Felicia l’arrêta tout de suite.

— Pas question de partir avant d’en avoir fini avec ce que nous sommes venues faire. Où en sont les choses à l’Alslergasse ?

— Elles ne vont pas au mieux. Le prince se fatigue beaucoup trop. Ce ne sont que marches, contre-marches, manœuvres en tout genre. Le tout sous des uniformes qui ne sont pas faits pour la chaleur et dans lesquels il étouffe. L’archiduchesse Sophie essaie de le faire revenir à Schônbrunn où il aurait plus de fraîcheur mais il s’y refuse.

— Avez-vous essayé de le voir comme je vous l’avais demandé ?

— Bien sûr ! Il m’a reçu un instant, le pied à l’étrier, en s’excusant, d’une voix brisée, de ne pouvoir m’accorder davantage. « Le service avant tout, m’a-t-il dit avec un beau sourire, vous devez comprendre cela, monsieur le maréchal… »

— D’une voix brisée ? Que voulez-vous dire ?

— C’est le terme qui convient. Il est atteint d’une sorte de laryngite due aux commandements hurlés dans un air plein de poussière.

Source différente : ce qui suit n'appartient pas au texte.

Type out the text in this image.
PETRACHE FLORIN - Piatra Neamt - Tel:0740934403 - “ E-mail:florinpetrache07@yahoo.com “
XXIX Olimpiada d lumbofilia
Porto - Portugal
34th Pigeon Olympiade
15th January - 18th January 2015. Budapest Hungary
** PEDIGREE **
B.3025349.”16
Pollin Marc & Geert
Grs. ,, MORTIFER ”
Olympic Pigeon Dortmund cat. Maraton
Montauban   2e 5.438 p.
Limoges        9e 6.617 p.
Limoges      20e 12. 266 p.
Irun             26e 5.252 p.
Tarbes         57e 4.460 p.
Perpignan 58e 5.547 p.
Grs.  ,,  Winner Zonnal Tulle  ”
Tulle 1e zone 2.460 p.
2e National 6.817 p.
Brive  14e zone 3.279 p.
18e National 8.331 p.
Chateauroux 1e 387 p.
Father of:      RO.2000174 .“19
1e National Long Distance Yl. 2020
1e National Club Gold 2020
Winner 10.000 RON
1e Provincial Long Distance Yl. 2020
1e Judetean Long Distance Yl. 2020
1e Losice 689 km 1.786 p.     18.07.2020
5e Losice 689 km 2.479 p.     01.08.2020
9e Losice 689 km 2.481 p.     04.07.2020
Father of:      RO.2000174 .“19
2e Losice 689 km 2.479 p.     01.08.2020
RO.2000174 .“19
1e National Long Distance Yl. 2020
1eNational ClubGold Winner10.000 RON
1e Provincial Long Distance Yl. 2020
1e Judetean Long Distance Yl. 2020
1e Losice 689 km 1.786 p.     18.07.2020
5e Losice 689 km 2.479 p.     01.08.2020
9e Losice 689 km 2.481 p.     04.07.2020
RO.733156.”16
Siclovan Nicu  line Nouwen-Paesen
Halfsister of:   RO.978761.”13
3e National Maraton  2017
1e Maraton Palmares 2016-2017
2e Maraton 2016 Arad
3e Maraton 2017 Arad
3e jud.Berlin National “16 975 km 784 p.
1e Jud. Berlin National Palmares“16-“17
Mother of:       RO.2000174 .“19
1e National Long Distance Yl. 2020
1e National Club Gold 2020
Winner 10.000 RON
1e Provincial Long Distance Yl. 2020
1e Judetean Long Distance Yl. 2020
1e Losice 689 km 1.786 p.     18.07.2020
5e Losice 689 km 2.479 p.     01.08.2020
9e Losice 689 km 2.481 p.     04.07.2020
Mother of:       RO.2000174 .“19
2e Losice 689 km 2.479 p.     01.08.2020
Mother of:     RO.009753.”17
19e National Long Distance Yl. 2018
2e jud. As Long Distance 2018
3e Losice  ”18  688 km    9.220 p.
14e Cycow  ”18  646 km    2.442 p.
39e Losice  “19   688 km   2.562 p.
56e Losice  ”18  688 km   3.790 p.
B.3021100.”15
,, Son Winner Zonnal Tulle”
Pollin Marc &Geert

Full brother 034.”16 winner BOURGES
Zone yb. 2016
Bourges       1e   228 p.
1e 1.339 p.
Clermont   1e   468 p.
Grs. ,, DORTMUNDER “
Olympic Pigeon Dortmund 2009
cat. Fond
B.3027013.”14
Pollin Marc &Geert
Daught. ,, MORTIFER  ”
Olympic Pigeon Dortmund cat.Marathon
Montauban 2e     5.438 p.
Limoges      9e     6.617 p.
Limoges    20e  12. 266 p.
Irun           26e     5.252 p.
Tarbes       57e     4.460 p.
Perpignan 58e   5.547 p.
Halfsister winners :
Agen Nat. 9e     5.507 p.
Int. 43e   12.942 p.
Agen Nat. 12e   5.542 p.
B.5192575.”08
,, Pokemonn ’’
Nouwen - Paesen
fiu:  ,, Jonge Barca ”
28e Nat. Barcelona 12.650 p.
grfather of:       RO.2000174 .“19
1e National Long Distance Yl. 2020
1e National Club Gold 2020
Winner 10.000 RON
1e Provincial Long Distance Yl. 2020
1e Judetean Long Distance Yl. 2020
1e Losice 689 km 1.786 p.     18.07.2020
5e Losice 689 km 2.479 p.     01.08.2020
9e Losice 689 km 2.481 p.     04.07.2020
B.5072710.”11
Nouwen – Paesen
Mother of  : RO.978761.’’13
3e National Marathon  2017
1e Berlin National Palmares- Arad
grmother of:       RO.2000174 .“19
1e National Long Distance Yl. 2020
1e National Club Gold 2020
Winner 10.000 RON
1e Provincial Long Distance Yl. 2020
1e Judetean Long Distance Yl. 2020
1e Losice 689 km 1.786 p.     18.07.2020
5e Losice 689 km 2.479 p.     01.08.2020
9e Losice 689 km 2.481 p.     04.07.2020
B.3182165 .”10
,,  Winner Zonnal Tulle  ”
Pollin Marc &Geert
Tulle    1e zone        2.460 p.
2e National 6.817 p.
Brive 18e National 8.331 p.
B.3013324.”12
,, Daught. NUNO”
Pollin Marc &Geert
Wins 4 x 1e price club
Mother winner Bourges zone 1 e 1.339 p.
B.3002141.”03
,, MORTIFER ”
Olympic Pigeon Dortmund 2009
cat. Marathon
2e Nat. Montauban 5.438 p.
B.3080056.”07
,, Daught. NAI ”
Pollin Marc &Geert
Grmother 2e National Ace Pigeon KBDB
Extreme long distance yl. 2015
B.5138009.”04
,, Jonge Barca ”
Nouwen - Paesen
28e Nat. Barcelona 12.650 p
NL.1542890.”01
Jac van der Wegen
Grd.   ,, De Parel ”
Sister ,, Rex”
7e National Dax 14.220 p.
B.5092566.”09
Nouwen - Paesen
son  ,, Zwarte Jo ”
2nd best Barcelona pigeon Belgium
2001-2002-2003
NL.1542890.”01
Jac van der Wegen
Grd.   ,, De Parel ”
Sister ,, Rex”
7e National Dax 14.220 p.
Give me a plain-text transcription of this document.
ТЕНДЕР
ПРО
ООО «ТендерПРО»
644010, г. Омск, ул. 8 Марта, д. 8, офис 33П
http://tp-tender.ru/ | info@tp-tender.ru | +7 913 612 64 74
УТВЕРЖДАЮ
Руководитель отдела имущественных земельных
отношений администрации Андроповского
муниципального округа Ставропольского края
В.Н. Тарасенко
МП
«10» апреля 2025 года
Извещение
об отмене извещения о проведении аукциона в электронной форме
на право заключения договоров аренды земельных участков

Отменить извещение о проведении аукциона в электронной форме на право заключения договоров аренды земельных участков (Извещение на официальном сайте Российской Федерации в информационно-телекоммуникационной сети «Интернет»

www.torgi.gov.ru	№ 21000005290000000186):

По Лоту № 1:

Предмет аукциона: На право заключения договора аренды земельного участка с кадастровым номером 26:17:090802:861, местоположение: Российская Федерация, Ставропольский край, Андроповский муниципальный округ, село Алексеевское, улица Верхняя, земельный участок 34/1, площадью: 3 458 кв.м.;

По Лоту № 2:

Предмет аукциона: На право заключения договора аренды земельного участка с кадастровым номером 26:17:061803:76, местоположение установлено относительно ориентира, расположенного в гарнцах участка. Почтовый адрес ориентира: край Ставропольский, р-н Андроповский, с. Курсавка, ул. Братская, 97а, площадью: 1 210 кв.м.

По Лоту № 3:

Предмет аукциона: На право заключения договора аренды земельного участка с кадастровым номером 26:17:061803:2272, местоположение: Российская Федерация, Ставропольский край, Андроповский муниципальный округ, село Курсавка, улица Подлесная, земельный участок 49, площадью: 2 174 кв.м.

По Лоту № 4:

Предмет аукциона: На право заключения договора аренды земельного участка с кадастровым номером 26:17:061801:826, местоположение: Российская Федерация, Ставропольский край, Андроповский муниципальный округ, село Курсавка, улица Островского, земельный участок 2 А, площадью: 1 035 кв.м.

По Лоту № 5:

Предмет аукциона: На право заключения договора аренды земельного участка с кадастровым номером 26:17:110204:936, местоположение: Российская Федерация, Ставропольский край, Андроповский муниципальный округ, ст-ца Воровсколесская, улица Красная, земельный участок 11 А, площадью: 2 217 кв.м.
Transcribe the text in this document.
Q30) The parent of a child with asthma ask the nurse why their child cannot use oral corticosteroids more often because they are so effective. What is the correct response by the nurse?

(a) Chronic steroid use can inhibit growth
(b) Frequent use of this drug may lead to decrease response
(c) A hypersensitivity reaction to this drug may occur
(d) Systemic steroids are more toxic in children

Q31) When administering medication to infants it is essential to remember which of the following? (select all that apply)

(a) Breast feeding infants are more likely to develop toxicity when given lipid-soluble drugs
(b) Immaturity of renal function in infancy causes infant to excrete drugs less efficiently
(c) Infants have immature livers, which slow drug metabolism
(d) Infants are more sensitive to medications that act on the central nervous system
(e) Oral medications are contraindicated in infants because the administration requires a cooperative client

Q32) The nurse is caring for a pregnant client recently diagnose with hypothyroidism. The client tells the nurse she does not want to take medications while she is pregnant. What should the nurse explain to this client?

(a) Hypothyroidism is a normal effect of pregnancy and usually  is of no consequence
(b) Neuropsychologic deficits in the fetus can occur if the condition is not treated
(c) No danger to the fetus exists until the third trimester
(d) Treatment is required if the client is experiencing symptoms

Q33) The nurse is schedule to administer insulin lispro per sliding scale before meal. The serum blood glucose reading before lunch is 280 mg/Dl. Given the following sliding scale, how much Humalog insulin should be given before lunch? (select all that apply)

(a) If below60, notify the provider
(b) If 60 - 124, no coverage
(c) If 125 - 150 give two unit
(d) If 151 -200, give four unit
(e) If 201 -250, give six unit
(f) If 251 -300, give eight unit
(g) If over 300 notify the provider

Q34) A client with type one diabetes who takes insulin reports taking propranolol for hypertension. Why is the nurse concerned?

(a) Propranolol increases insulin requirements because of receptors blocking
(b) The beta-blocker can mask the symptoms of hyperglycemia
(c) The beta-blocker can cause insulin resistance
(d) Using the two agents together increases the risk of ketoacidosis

Il tousse aussi et si vous voulez tout savoir, je l’ai trouvé pâle…

— On le dit incroyablement heureux de ce commandement minable qu’on lui a donné. Est-ce vrai ?

— Heureux ? je ne crois pas. Pas vraiment. Il cherche peut-être à s’étourdir. Prokesch lui manque…

— Si nous sommes menacés du choléra, cela l’achèvera. Il faut l’emmener le plus vite possible, dit Felicia. Demain, je vais à Schônbrunn et je demande une audience à l’archiduchesse Sophie.

— Est-ce que vous n’êtes pas devenue folle ? fit Marmont, ahuri.

— Pas du tout ! Vous dites qu’elle s’inquiète. Si elle l’aime vraiment… et je le crois – elle nous aidera.

— Mais enfin, Felicia, renchérit Hortense, vous connaissez l’étiquette des palais impériaux. Vous ne pouvez y entrer sans y être invitée.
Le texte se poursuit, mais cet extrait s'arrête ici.